Concept drawings conjure the mood for Little Shop.
My set model for the production.
When preparing the Theatr Clwyd production of Little Shop of Horrors, my starting point was imagery drawn from histories of film design and German Expressionism. Everything was rendered in chiaroscuro to imitate a black and white film. I wanted a staircase to feature prominently, something steeply-pitched and dangerous to set the appropriate psychological tone. (Staircases in Expressionist films are invariably places of transition, often leading from dangerous spaces to positively lethal ones.) Mushnik’s run-down New York florist shop became one of those commercial premises set below sidewalk level. The large, greasy window looked out into a narrow light-well/litter-trap, hemmed by a high brick wall at the top of which the feet of passing pedestrians could be seen hurrying about their business. The descent from the door to the shop was through a skewed passage, and I had the staircase constructed so steeply that the actors had to negotiate it with great care, adding to the palpable sense of unease.
The set under construction on stage at Theatr Clwyd.
The black and white tiled shop floor too was very steeply raked.

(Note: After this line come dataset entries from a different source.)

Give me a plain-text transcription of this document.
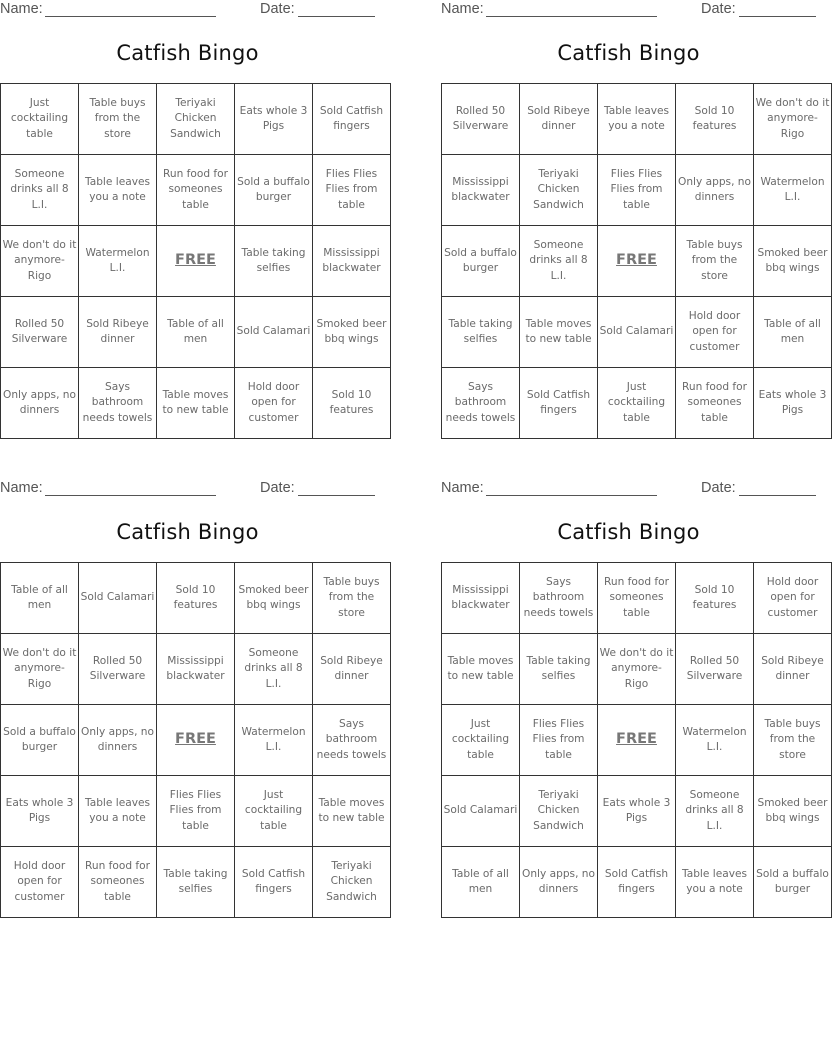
Name:	Date:
Catfish Bingo
Just cocktailing table	Table buys from the store	Teriyaki Chicken Sandwich	Eats whole 3 Pigs	Sold Catfish fingers
Someone drinks all 8 L.I.	Table leaves you a note	Run food for someones table	Sold a buffalo burger	Flies Flies Flies from table
We don't do it anymore- Rigo	Watermelon L.I.	FREE	Table taking selfies	Mississippi blackwater
Rolled 50 Silverware	Sold Ribeye dinner	Table of all men	Sold Calamari	Smoked beer bbq wings
Only apps, no dinners	Says bathroom needs towels	Table moves to new table	Hold door open for customer	Sold 10 features
Name:	Date:
Catfish Bingo
Rolled 50 Silverware	Sold Ribeye dinner	Table leaves you a note	Sold 10 features	We don't do it anymore- Rigo
Mississippi blackwater	Teriyaki Chicken Sandwich	Flies Flies Flies from table	Only apps, no dinners	Watermelon L.I.
Sold a buffalo burger	Someone drinks all 8 L.I.	FREE	Table buys from the store	Smoked beer bbq wings
Table taking selfies	Table moves to new table	Sold Calamari	Hold door open for customer	Table of all men
Says bathroom needs towels	Sold Catfish fingers	Just cocktailing table	Run food for someones table	Eats whole 3 Pigs
Name:	Date:
Catfish Bingo
Table of all men	Sold Calamari	Sold 10 features	Smoked beer bbq wings	Table buys from the store
We don't do it anymore- Rigo	Rolled 50 Silverware	Mississippi blackwater	Someone drinks all 8 L.I.	Sold Ribeye dinner
Sold a buffalo burger	Only apps, no dinners	FREE	Watermelon L.I.	Says bathroom needs towels
Eats whole 3 Pigs	Table leaves you a note	Flies Flies Flies from table	Just cocktailing table	Table moves to new table
Hold door open for customer	Run food for someones table	Table taking selfies	Sold Catfish fingers	Teriyaki Chicken Sandwich
Name:	Date:
Catfish Bingo
Mississippi blackwater	Says bathroom needs towels	Run food for someones table	Sold 10 features	Hold door open for customer
Table moves to new table	Table taking selfies	We don't do it anymore- Rigo	Rolled 50 Silverware	Sold Ribeye dinner
Just cocktailing table	Flies Flies Flies from table	FREE	Watermelon L.I.	Table buys from the store
Sold Calamari	Teriyaki Chicken Sandwich	Eats whole 3 Pigs	Someone drinks all 8 L.I.	Smoked beer bbq wings
Table of all men	Only apps, no dinners	Sold Catfish fingers	Table leaves you a note	Sold a buffalo burger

In fact such was its pitch that the first day the actors rehearsed on it, they were all too clearly hanging on to the bolted-down furniture for dear life, fearful of slipping and rolling into the orchestra pit. At the centre front was a sinister hole, the entrance to the flower-shop cellar out of which Seymour the down-trodden shop assistant first emerges. It was designed to mimic the way water spirals down a sink-hole, and the tiles were painted as though stretched and distorted by the vortex. Furniture was trundled into place on visible, heavy iron rails leading from tunnels in the brickwork, facilitating fast scene transitions and lending a subterranean, industrialised quality to the environment. This was emphasised by a really wonderfully imaginative, almost subliminal and continuous soundtrack to the production. A bleak orchestration of machinery, the bass rumble of passing subway trains and the sharp, distant punctuation of clanging, unceasingly underlining the isolation of Audrey and Seymour in the shabby basement. Not even the flowers that stocked Mushnik’s shop brought any relief, all of them looking undernourished and wilted.
One of the tunnels under construction on stage. The rails have yet to be laid.
At the front of the stage high brick tenements framed the action, the fire-escapes and balconies creating multiple levels for the trio of street-smart girls who provide the Greek-chorus/Tamla Motown sung-narrative to Little Shop of Horrors. Peeling posters of my favourite noir movies were pasted high on the slimy brick walls. Behind this ‘exterior’ strip, an off-kilter aperture framed the shop interior, the crazy-angles conjuring an Expressionist world. Into this dropped asymmetric screens, one of them a ‘showcloth’ painted with iconic film references: Boris Karloff as the monster in Frankenstein, the female robot from Metropolis and the long-nailed vampire of Nosferatu.
The showcloth takes form in the paint workshop.
Another depicted a brutally overwhelming skyscraper looming over the stage, perforated with hundreds of windows that could be lit from behind to conjure the night-time cityscape.
With Little Shop we managed to create a great deal out of a modest budget. Much was achieved thanks to the fantastic workshops and the great staff at Theatr Clwyd. Once the set model had been shown to the technical team, everybody pulled like dray-horses to make the show work. Everything was done with commitment and pride in achievement.
Neon signs differentiated night from day in a production which featured precious little sunlight!